Wednesday, October 17, 2007

1249...

1249...

Attention is turned two places: the dismount is one. I see the end of a scene like the end of a gymnastics routine. And I am conscious of that moment where the saw horse has been conquered, gravity returns, and with lovely and full extension, both feet go to the ground, the arms begin to raise in that Y of triumph, and then one leg skids out on some chalk, the arms make cartoon-like circles in the air, the gymnist hops three times on one foot for balance, then returns to form: TA DAH. So much of the performance beforehand vanishes, even as the crowd applauds for him regaining composure at the last minute.
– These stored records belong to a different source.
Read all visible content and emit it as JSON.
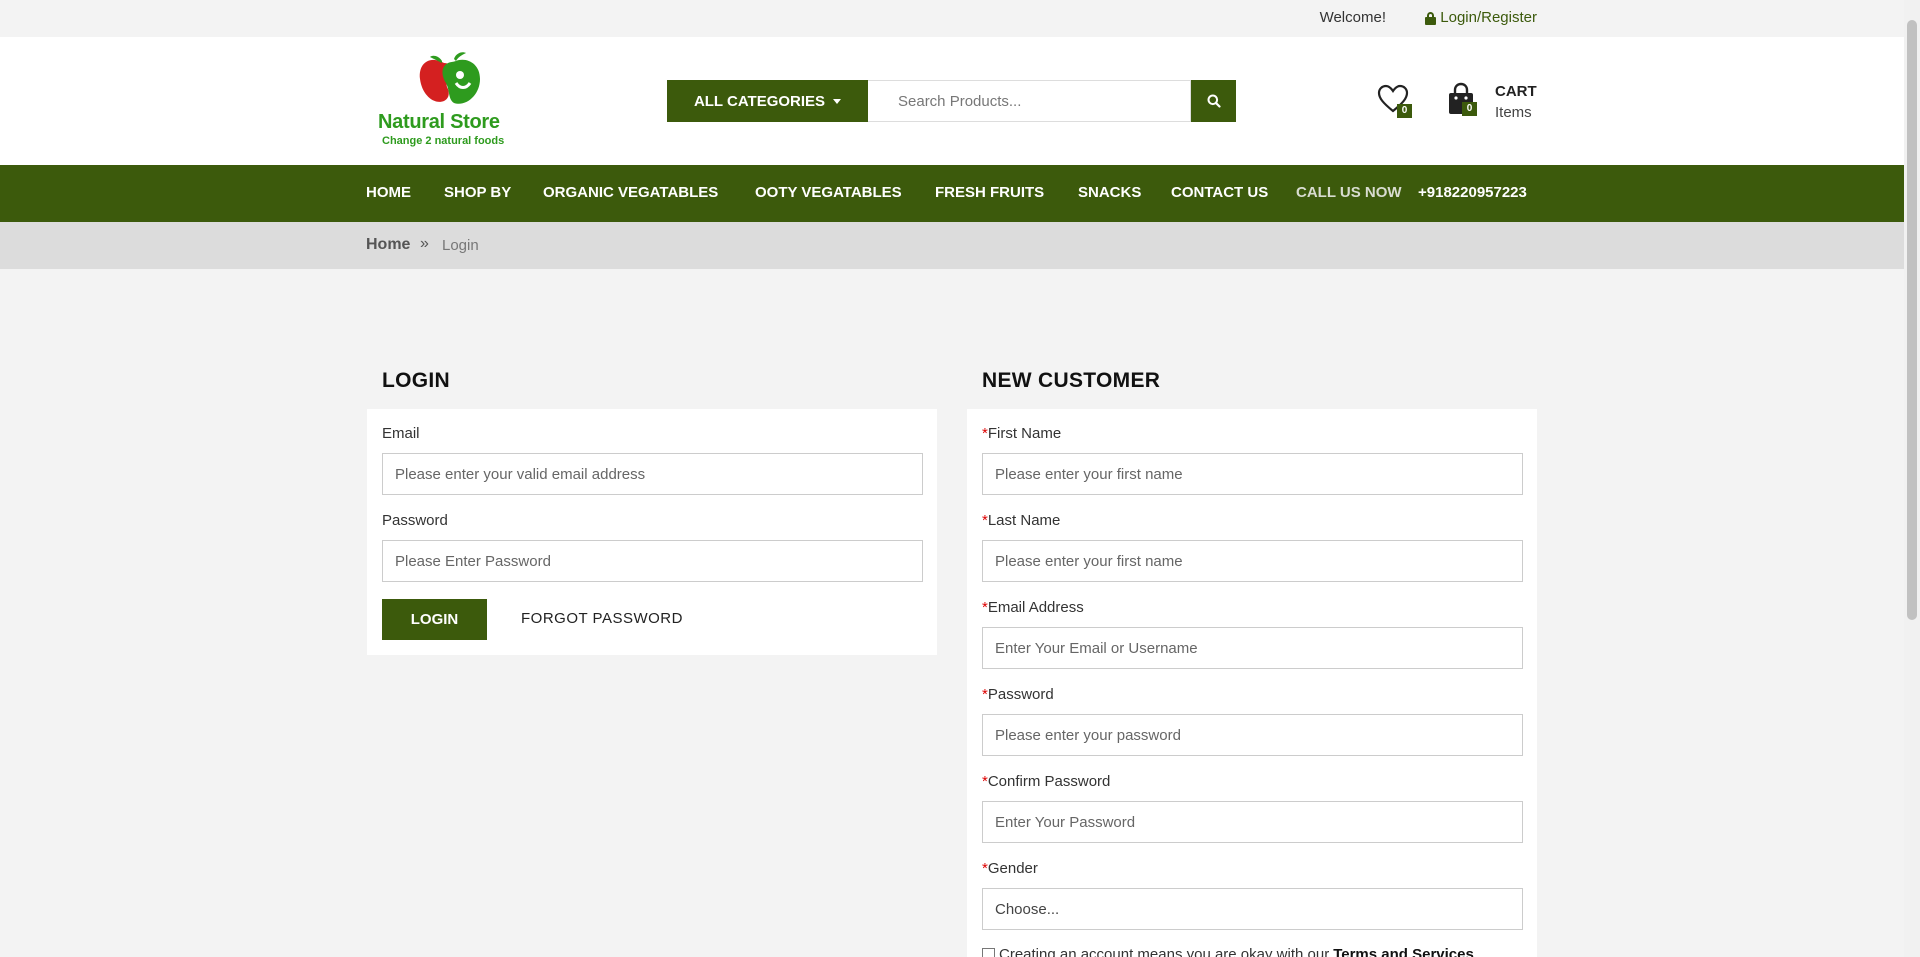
{
  "topbar": {
    "welcome": "Welcome!",
    "login_register": "Login/Register"
  },
  "logo": {
    "brand": "Natural Store",
    "tagline": "Change 2 natural foods"
  },
  "search": {
    "categories_label": "ALL CATEGORIES",
    "placeholder": "Search Products..."
  },
  "wishlist": {
    "count": "0"
  },
  "cart": {
    "count": "0",
    "label": "CART",
    "items_label": "Items"
  },
  "nav": {
    "items": [
      "HOME",
      "SHOP BY",
      "ORGANIC VEGATABLES",
      "OOTY VEGATABLES",
      "FRESH FRUITS",
      "SNACKS",
      "CONTACT US"
    ],
    "call_label": "CALL US NOW",
    "phone": "+918220957223"
  },
  "breadcrumb": {
    "home": "Home",
    "separator": "»",
    "current": "Login"
  },
  "login": {
    "title": "LOGIN",
    "email_label": "Email",
    "email_placeholder": "Please enter your valid email address",
    "password_label": "Password",
    "password_placeholder": "Please Enter Password",
    "login_button": "LOGIN",
    "forgot_link": "FORGOT PASSWORD"
  },
  "register": {
    "title": "NEW CUSTOMER",
    "required_mark": "*",
    "first_name_label": "First Name",
    "first_name_placeholder": "Please enter your first name",
    "last_name_label": "Last Name",
    "last_name_placeholder": "Please enter your first name",
    "email_label": "Email Address",
    "email_placeholder": "Enter Your Email or Username",
    "password_label": "Password",
    "password_placeholder": "Please enter your password",
    "confirm_label": "Confirm Password",
    "confirm_placeholder": "Enter Your Password",
    "gender_label": "Gender",
    "gender_value": "Choose...",
    "terms_text": "Creating an account means you are okay with our",
    "terms_link": "Terms and Services"
  },
  "colors": {
    "brand_green": "#3c5a0c",
    "logo_green": "#2e9b1e",
    "required_red": "#dd0000"
  }
}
Henry James said at the end of The Wings of a Dove "We shall never again be as we were," and scenes should feel like that, in either major or minor key, don't you think? Reader finishes scene, realizes book has changed, wants to read next scene. Endings usually show up around the time that beginnings do, and a lot of work is just cutting a furrow from one to the other, while making sure no one can see where the furrow is heading (unless it doubles back, or unless you give them a brief sighting of Oz in the distance).

Here's an ending: diminuendo. And another: kaBLAM, with someone giving someone else a kick to the head, Chris Sims-style. And another: the reveal -- ah-Ha! And the single melancholy figure walking away down a dirt road, iris drawing shut. Turns out you can't make a wax mold in one of these shapes and then pour your ending into it. You have to listen, instead, to the scene, and to be prepared that at the very last second, it will announce itself. You have to be good enough to listen. Otherwise, you miss your stop. You're looking for a fanfare of brass, the scream of an F-16 across the sky, and it turns out what you just wrote was a muttering epigram in untranslated Coptic. You cross it out and -- wrong! -- that might have been exactly where to get off the train. Forcing it to fit always feels wrong. I wrote something in a last draft that worked really well; now it's another draft and even though I like the writing, it's like the slip in the chalkdust for the poor guy getting the 5.4 from the Romanian judge. So that's on my mind.

And second place for attention these days: learning new skills. Side project, working in a form I'm not that good at yet. But I'm lucky in that I'm collaborating with someone who makes me look good. I finish it tonight, then back to the fade-out, a bottle of chartreuse, a crossbow and a pony sleigh.